The Severe Headache of a Brain Bleed

Most strokes are caused by a blood clot blocking flow to part of the brain, and those often produce no headache at all. But about 13% of strokes involve bleeding in or around the brain, and these hemorrhagic strokes can announce themselves with what’s described as “the worst headache of my life.” One patient famously described it as feeling like a hammer hitting her head.

What makes this headache distinctive isn’t just the intensity. It’s the speed. The pain reaches its maximum within less than one minute, which is far faster than a migraine or tension headache. It may be accompanied by nausea, vomiting, neck stiffness, or a sudden loss of consciousness. If someone develops an explosive headache that peaks almost instantly, especially combined with any other stroke symptoms, that warrants a 911 call.

How Strokes Can Look Different in Women

Women experience the classic stroke signs, but they’re also significantly more likely to show symptoms that don’t fit the textbook picture. In population-based studies, women more commonly presented with generalized weakness rather than weakness confined to one side. They were also more likely to experience fatigue, drowsiness, confusion, disorientation, and changes in mental status. Nausea, headache, chest pain, face or limb pain, and a vague sense of feeling “odd” showed up more frequently in women as well.

These non-traditional symptoms can delay recognition. A woman having a stroke may look confused and exhausted rather than displaying obvious face drooping or arm weakness, which can lead both bystanders and healthcare providers to miss the diagnosis. This is one reason stroke outcomes tend to be worse for women. The takeaway: sudden, unexplained confusion, disorientation, or extreme fatigue, especially in combination with any other symptom on this list, deserves the same urgency as a drooping face.

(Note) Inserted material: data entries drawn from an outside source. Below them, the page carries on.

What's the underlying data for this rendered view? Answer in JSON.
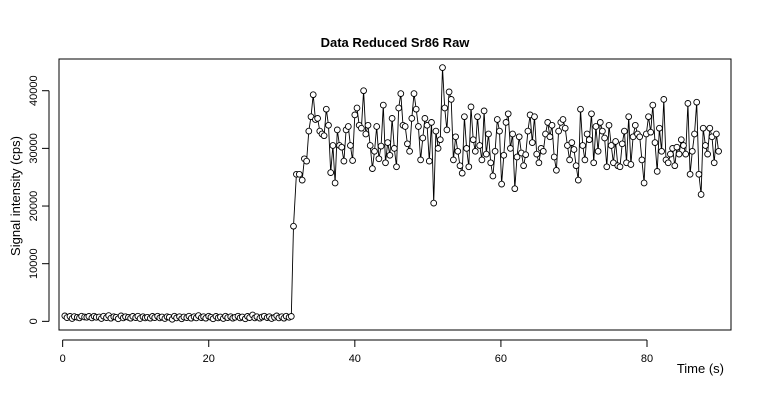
{
  "chart_data": {
    "type": "line",
    "title": "Data Reduced Sr86 Raw",
    "xlabel": "Time (s)",
    "ylabel": "Signal intensity (cps)",
    "xlim": [
      -0.5,
      91.5
    ],
    "ylim": [
      -1500,
      45500
    ],
    "xticks": [
      0,
      20,
      40,
      60,
      80
    ],
    "yticks": [
      0,
      10000,
      20000,
      30000,
      40000
    ],
    "grid": false,
    "marker": "open-circle",
    "line_color": "#000000",
    "series": [
      {
        "name": "",
        "points": [
          [
            0.3,
            950
          ],
          [
            0.6,
            650
          ],
          [
            1.0,
            850
          ],
          [
            1.3,
            500
          ],
          [
            1.6,
            820
          ],
          [
            2.0,
            700
          ],
          [
            2.3,
            600
          ],
          [
            2.6,
            900
          ],
          [
            3.0,
            750
          ],
          [
            3.3,
            700
          ],
          [
            3.6,
            850
          ],
          [
            4.0,
            600
          ],
          [
            4.3,
            900
          ],
          [
            4.6,
            700
          ],
          [
            5.0,
            750
          ],
          [
            5.3,
            500
          ],
          [
            5.6,
            900
          ],
          [
            6.0,
            650
          ],
          [
            6.3,
            1000
          ],
          [
            6.6,
            550
          ],
          [
            7.0,
            800
          ],
          [
            7.3,
            700
          ],
          [
            7.6,
            450
          ],
          [
            8.0,
            950
          ],
          [
            8.3,
            600
          ],
          [
            8.6,
            800
          ],
          [
            9.0,
            700
          ],
          [
            9.3,
            550
          ],
          [
            9.6,
            850
          ],
          [
            10.0,
            650
          ],
          [
            10.3,
            900
          ],
          [
            10.6,
            500
          ],
          [
            11.0,
            800
          ],
          [
            11.3,
            600
          ],
          [
            11.6,
            700
          ],
          [
            12.0,
            550
          ],
          [
            12.3,
            850
          ],
          [
            12.6,
            650
          ],
          [
            13.0,
            900
          ],
          [
            13.3,
            600
          ],
          [
            13.6,
            750
          ],
          [
            14.0,
            500
          ],
          [
            14.3,
            800
          ],
          [
            14.6,
            700
          ],
          [
            15.0,
            350
          ],
          [
            15.3,
            900
          ],
          [
            15.6,
            600
          ],
          [
            16.0,
            800
          ],
          [
            16.3,
            450
          ],
          [
            16.6,
            750
          ],
          [
            17.0,
            650
          ],
          [
            17.3,
            900
          ],
          [
            17.6,
            550
          ],
          [
            18.0,
            800
          ],
          [
            18.3,
            600
          ],
          [
            18.6,
            1000
          ],
          [
            19.0,
            650
          ],
          [
            19.3,
            800
          ],
          [
            19.6,
            550
          ],
          [
            20.0,
            900
          ],
          [
            20.3,
            700
          ],
          [
            20.6,
            450
          ],
          [
            21.0,
            850
          ],
          [
            21.3,
            600
          ],
          [
            21.6,
            750
          ],
          [
            22.0,
            500
          ],
          [
            22.3,
            900
          ],
          [
            22.6,
            650
          ],
          [
            23.0,
            800
          ],
          [
            23.3,
            550
          ],
          [
            23.6,
            700
          ],
          [
            24.0,
            900
          ],
          [
            24.3,
            600
          ],
          [
            24.6,
            750
          ],
          [
            25.0,
            450
          ],
          [
            25.3,
            850
          ],
          [
            25.6,
            650
          ],
          [
            26.0,
            1100
          ],
          [
            26.3,
            600
          ],
          [
            26.6,
            800
          ],
          [
            27.0,
            550
          ],
          [
            27.3,
            750
          ],
          [
            27.6,
            900
          ],
          [
            28.0,
            650
          ],
          [
            28.3,
            800
          ],
          [
            28.6,
            500
          ],
          [
            29.0,
            700
          ],
          [
            29.3,
            950
          ],
          [
            29.6,
            600
          ],
          [
            30.0,
            800
          ],
          [
            30.3,
            550
          ],
          [
            30.6,
            900
          ],
          [
            31.0,
            700
          ],
          [
            31.3,
            850
          ],
          [
            31.6,
            16500
          ],
          [
            32.0,
            25500
          ],
          [
            32.4,
            25500
          ],
          [
            32.8,
            24500
          ],
          [
            33.1,
            28200
          ],
          [
            33.4,
            27800
          ],
          [
            33.7,
            33000
          ],
          [
            34.0,
            35500
          ],
          [
            34.3,
            39300
          ],
          [
            34.6,
            35000
          ],
          [
            34.9,
            35200
          ],
          [
            35.2,
            33000
          ],
          [
            35.5,
            32500
          ],
          [
            35.8,
            32200
          ],
          [
            36.1,
            36800
          ],
          [
            36.4,
            34000
          ],
          [
            36.7,
            25800
          ],
          [
            37.0,
            30500
          ],
          [
            37.3,
            24000
          ],
          [
            37.6,
            33200
          ],
          [
            37.9,
            30500
          ],
          [
            38.2,
            30200
          ],
          [
            38.5,
            27800
          ],
          [
            38.8,
            33200
          ],
          [
            39.1,
            33800
          ],
          [
            39.4,
            30500
          ],
          [
            39.7,
            27900
          ],
          [
            40.0,
            35800
          ],
          [
            40.3,
            37000
          ],
          [
            40.6,
            34000
          ],
          [
            40.9,
            33500
          ],
          [
            41.2,
            40000
          ],
          [
            41.5,
            32500
          ],
          [
            41.8,
            34000
          ],
          [
            42.1,
            30500
          ],
          [
            42.4,
            26500
          ],
          [
            42.7,
            29500
          ],
          [
            43.0,
            33800
          ],
          [
            43.3,
            28200
          ],
          [
            43.6,
            30400
          ],
          [
            43.9,
            37500
          ],
          [
            44.2,
            27500
          ],
          [
            44.5,
            31000
          ],
          [
            44.8,
            28800
          ],
          [
            45.1,
            35200
          ],
          [
            45.4,
            30000
          ],
          [
            45.7,
            26800
          ],
          [
            46.0,
            37000
          ],
          [
            46.3,
            39500
          ],
          [
            46.6,
            34000
          ],
          [
            46.9,
            33800
          ],
          [
            47.2,
            30800
          ],
          [
            47.5,
            29500
          ],
          [
            47.8,
            35200
          ],
          [
            48.1,
            39500
          ],
          [
            48.4,
            36800
          ],
          [
            48.7,
            33800
          ],
          [
            49.0,
            28000
          ],
          [
            49.3,
            31800
          ],
          [
            49.6,
            35200
          ],
          [
            49.9,
            34000
          ],
          [
            50.2,
            27800
          ],
          [
            50.5,
            34500
          ],
          [
            50.8,
            20500
          ],
          [
            51.1,
            33000
          ],
          [
            51.4,
            30000
          ],
          [
            51.7,
            31500
          ],
          [
            52.0,
            44000
          ],
          [
            52.3,
            37000
          ],
          [
            52.6,
            33200
          ],
          [
            52.9,
            39800
          ],
          [
            53.2,
            38500
          ],
          [
            53.5,
            28000
          ],
          [
            53.8,
            32000
          ],
          [
            54.1,
            29500
          ],
          [
            54.4,
            27000
          ],
          [
            54.7,
            25700
          ],
          [
            55.0,
            35500
          ],
          [
            55.3,
            30000
          ],
          [
            55.6,
            26800
          ],
          [
            55.9,
            37200
          ],
          [
            56.2,
            31500
          ],
          [
            56.5,
            29500
          ],
          [
            56.8,
            35500
          ],
          [
            57.1,
            30500
          ],
          [
            57.4,
            28000
          ],
          [
            57.7,
            36500
          ],
          [
            58.0,
            29000
          ],
          [
            58.3,
            32500
          ],
          [
            58.6,
            27500
          ],
          [
            58.9,
            25200
          ],
          [
            59.2,
            29500
          ],
          [
            59.5,
            35000
          ],
          [
            59.8,
            33000
          ],
          [
            60.1,
            23800
          ],
          [
            60.4,
            28800
          ],
          [
            60.7,
            34500
          ],
          [
            61.0,
            36000
          ],
          [
            61.3,
            30000
          ],
          [
            61.6,
            32500
          ],
          [
            61.9,
            23000
          ],
          [
            62.2,
            28500
          ],
          [
            62.5,
            32000
          ],
          [
            62.8,
            29200
          ],
          [
            63.1,
            27000
          ],
          [
            63.4,
            28900
          ],
          [
            63.7,
            33000
          ],
          [
            64.0,
            35800
          ],
          [
            64.3,
            31000
          ],
          [
            64.6,
            35500
          ],
          [
            64.9,
            29000
          ],
          [
            65.2,
            27500
          ],
          [
            65.5,
            30000
          ],
          [
            65.8,
            29500
          ],
          [
            66.1,
            32500
          ],
          [
            66.4,
            34500
          ],
          [
            66.7,
            32000
          ],
          [
            67.0,
            34000
          ],
          [
            67.3,
            28500
          ],
          [
            67.6,
            26200
          ],
          [
            67.9,
            33000
          ],
          [
            68.2,
            34500
          ],
          [
            68.5,
            35000
          ],
          [
            68.8,
            33500
          ],
          [
            69.1,
            30500
          ],
          [
            69.4,
            28000
          ],
          [
            69.7,
            31000
          ],
          [
            70.0,
            29800
          ],
          [
            70.3,
            27000
          ],
          [
            70.6,
            24500
          ],
          [
            70.9,
            36800
          ],
          [
            71.2,
            30500
          ],
          [
            71.5,
            28000
          ],
          [
            71.8,
            32500
          ],
          [
            72.1,
            31500
          ],
          [
            72.4,
            36000
          ],
          [
            72.7,
            27500
          ],
          [
            73.0,
            33800
          ],
          [
            73.3,
            29500
          ],
          [
            73.6,
            34500
          ],
          [
            73.9,
            33000
          ],
          [
            74.2,
            31800
          ],
          [
            74.5,
            26800
          ],
          [
            74.8,
            34000
          ],
          [
            75.1,
            30500
          ],
          [
            75.4,
            27500
          ],
          [
            75.7,
            31200
          ],
          [
            76.0,
            27000
          ],
          [
            76.3,
            26800
          ],
          [
            76.6,
            30800
          ],
          [
            76.9,
            33000
          ],
          [
            77.2,
            27500
          ],
          [
            77.5,
            35500
          ],
          [
            77.8,
            27200
          ],
          [
            78.1,
            32000
          ],
          [
            78.4,
            34000
          ],
          [
            78.7,
            32500
          ],
          [
            79.0,
            32000
          ],
          [
            79.3,
            28000
          ],
          [
            79.6,
            24000
          ],
          [
            79.9,
            32500
          ],
          [
            80.2,
            35500
          ],
          [
            80.5,
            32800
          ],
          [
            80.8,
            37500
          ],
          [
            81.1,
            31000
          ],
          [
            81.4,
            26000
          ],
          [
            81.7,
            33500
          ],
          [
            82.0,
            29500
          ],
          [
            82.3,
            38500
          ],
          [
            82.6,
            28000
          ],
          [
            82.9,
            27500
          ],
          [
            83.2,
            29000
          ],
          [
            83.5,
            30000
          ],
          [
            83.8,
            27000
          ],
          [
            84.1,
            30200
          ],
          [
            84.4,
            29000
          ],
          [
            84.7,
            31500
          ],
          [
            85.0,
            30500
          ],
          [
            85.3,
            29000
          ],
          [
            85.6,
            37800
          ],
          [
            85.9,
            25500
          ],
          [
            86.2,
            29500
          ],
          [
            86.5,
            32500
          ],
          [
            86.8,
            38000
          ],
          [
            87.1,
            25500
          ],
          [
            87.4,
            22000
          ],
          [
            87.7,
            33500
          ],
          [
            88.0,
            30500
          ],
          [
            88.3,
            29000
          ],
          [
            88.6,
            33500
          ],
          [
            88.9,
            32000
          ],
          [
            89.2,
            27500
          ],
          [
            89.5,
            32500
          ],
          [
            89.8,
            29500
          ]
        ]
      }
    ]
  }
}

When Symptoms Disappear Quickly

Sometimes stroke symptoms appear and then resolve within minutes. This is called a transient ischemic attack, or TIA. A TIA produces the same signs as a full stroke (face drooping, arm weakness, speech trouble, vision loss) but most symptoms disappear within an hour, and nearly all resolve within 24 hours. Because the symptoms go away, people often dismiss them.

That’s a mistake. A TIA is a warning that the conditions for a full stroke are in place: a clot formed, temporarily blocked blood flow, and then broke up or moved on its own. Without treatment, the risk of a full stroke in the days and weeks following a TIA is substantial. Anyone whose symptoms resolve should still seek emergency care.

Why Speed Matters

The reason every stroke resource emphasizes time is straightforward: the treatment window is narrow. For strokes caused by clots, clot-dissolving medication is most effective when given within 3 hours of symptom onset. Updated 2026 guidelines extend this window to 4.5 hours for many patients, and in select cases, advanced brain imaging can identify patients who may still benefit from treatment up to 9 or even 24 hours after symptoms begin. But outcomes are consistently better the sooner treatment starts. Brain tissue is dying every minute blood flow is blocked.

If you notice any of these signs in yourself or someone else, note the exact time symptoms started and call emergency services. Don’t drive to the hospital yourself. Paramedics can begin assessment in the ambulance and route you to a hospital equipped for stroke care, which saves additional time once you arrive.